Therefore, second opinions are often necessary precautions, as are third opinions when the first two differ. In fact, Medicare and insurers often pay for third opinions under these circumstances as it saves them billions in the long run.

Prudence dictates that the “medical citizen” must beware of these pitfalls, as their lives may depend on it.

Also, with patient reviews and rating systems available right on our own smartphones, we must question whether or not physician decision making is being compromised as well. For instance, a surgeon knows that his or her treatment decisions can possibly either result in either saving a life or ending it resulting in damning social media judgements, whether legitimate or not, which can then hurt their medical practices? Does this introduce a bias that may alter or cloud a doctor’s judgement? There is no data to provide an answer as of yet.

So, are doctors becoming more risk adverse as a result of this new landscape? Physicians are now being compensated more and more based on better outcomes, lower costs, reduced re-admission rates and other variables – not staff friendliness or less waiting room times which many doctor review sites measure.

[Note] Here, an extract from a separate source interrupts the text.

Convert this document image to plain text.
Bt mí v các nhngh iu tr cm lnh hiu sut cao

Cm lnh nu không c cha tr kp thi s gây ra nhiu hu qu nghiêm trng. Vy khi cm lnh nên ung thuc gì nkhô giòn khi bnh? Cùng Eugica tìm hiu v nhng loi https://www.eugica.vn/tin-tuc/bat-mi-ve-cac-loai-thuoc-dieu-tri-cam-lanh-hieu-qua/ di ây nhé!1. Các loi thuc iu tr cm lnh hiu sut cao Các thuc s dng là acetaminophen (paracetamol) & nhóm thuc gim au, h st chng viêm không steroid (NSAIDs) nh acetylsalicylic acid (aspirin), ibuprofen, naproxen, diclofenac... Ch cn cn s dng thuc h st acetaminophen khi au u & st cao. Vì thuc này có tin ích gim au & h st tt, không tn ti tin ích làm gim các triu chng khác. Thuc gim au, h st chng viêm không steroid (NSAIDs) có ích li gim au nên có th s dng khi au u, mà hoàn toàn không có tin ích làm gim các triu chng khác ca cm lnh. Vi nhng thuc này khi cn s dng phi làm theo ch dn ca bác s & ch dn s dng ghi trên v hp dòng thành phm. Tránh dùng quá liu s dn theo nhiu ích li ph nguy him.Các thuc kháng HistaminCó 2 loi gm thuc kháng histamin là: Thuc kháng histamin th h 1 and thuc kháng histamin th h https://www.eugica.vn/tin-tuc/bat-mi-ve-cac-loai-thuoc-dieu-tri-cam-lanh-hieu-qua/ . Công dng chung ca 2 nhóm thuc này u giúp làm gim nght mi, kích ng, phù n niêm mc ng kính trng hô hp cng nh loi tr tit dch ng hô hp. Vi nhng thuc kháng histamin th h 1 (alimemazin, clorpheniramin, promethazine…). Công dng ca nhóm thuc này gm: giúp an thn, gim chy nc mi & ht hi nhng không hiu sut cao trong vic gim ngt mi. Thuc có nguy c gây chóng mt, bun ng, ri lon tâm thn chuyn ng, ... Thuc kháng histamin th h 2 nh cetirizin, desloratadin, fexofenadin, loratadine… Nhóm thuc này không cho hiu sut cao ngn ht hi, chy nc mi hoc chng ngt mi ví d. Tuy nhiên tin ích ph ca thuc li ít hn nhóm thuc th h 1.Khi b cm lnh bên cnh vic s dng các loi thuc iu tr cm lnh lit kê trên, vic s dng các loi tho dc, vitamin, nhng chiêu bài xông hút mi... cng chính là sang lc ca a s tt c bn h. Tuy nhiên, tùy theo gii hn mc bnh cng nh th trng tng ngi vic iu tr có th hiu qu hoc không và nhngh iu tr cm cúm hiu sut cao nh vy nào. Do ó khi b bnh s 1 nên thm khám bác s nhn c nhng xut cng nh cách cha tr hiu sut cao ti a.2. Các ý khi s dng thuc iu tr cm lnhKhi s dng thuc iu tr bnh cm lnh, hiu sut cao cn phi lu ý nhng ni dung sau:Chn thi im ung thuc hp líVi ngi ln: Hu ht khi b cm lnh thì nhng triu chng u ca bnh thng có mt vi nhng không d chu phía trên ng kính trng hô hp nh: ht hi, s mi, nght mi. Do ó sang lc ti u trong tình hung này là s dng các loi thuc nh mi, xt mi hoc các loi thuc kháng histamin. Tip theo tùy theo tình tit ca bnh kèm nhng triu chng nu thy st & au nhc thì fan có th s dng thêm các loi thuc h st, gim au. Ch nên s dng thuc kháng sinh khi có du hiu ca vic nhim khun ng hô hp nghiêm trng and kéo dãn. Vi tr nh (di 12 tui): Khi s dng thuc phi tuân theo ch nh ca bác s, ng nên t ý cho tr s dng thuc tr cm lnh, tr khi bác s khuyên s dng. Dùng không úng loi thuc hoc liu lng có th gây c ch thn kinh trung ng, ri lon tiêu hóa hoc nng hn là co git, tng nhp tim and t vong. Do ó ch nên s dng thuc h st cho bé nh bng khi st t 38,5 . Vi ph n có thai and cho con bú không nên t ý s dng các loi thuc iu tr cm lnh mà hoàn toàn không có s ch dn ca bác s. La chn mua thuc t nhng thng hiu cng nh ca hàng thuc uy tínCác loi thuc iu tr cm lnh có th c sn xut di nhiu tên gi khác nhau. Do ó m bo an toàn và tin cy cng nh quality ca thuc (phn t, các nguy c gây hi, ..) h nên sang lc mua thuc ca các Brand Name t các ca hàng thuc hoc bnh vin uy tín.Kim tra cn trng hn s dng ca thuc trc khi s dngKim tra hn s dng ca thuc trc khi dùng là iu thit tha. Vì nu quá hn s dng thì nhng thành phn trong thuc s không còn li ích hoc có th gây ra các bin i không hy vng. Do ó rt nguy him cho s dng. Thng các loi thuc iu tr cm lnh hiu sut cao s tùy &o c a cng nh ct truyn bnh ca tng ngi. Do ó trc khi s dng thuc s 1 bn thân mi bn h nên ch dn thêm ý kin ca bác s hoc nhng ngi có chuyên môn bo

Often 5 star rating systems get few patient reviews despite the fact that the average doctor has some 2,000 patient charts (most healthy) and while it is human nature to complain when we don’t get the outcome we want, consumers are less likely to praise a positive experience because we naturally expect top service and thus neglect to post a positive patient review yet are rather far more likely to post a negative review to retaliate against the provider. So patient reviews are not a very good or objective source of fair and balanced overall rating of a doctor’s performance.

How can this dilemma be resolved especially when a surgeon does everything perfectly but the patient becomes a victim of medication errors, poor nursing compliance with medical orders or perhaps contracts a hospital born infection, or some other adverse event out of the doctor’s control even if the doctor’s work is excellent? Nevertheless these doctor review sites often blame the physician. So Patients need better tools to make judgements about their own healthcare whether it be which plan to select or which treatment option to go with given a choice.

If a patient does utilize a rating site, they should make sure it is a government site based on huge amounts of data or a private site wherein doctors nominate other doctors for their excellence and would use these “doctor’s doctors” to provide care for their very own friends and loved ones.

Doctor reviews by other sites using stupid criteria like waiting room times, friendliness of staff, waiting room decor and other questions that have nothing to do with best outcomes accomplish nothing but make money for their operators.

In modern day, it is not unusual for patients to challenge doctors when it comes to illness and disease. After all, according to Tejal Gandhi, MD, president of the National Patient Safety Foundation and associate professor of medicine, Harvard Medical School, “Preventable medical errors persist as the No. 3 killer in the U.S. – third only to heart disease and cancer – claiming the lives of some 400,000 people each year, at a cost of over a trillion dollars a year””.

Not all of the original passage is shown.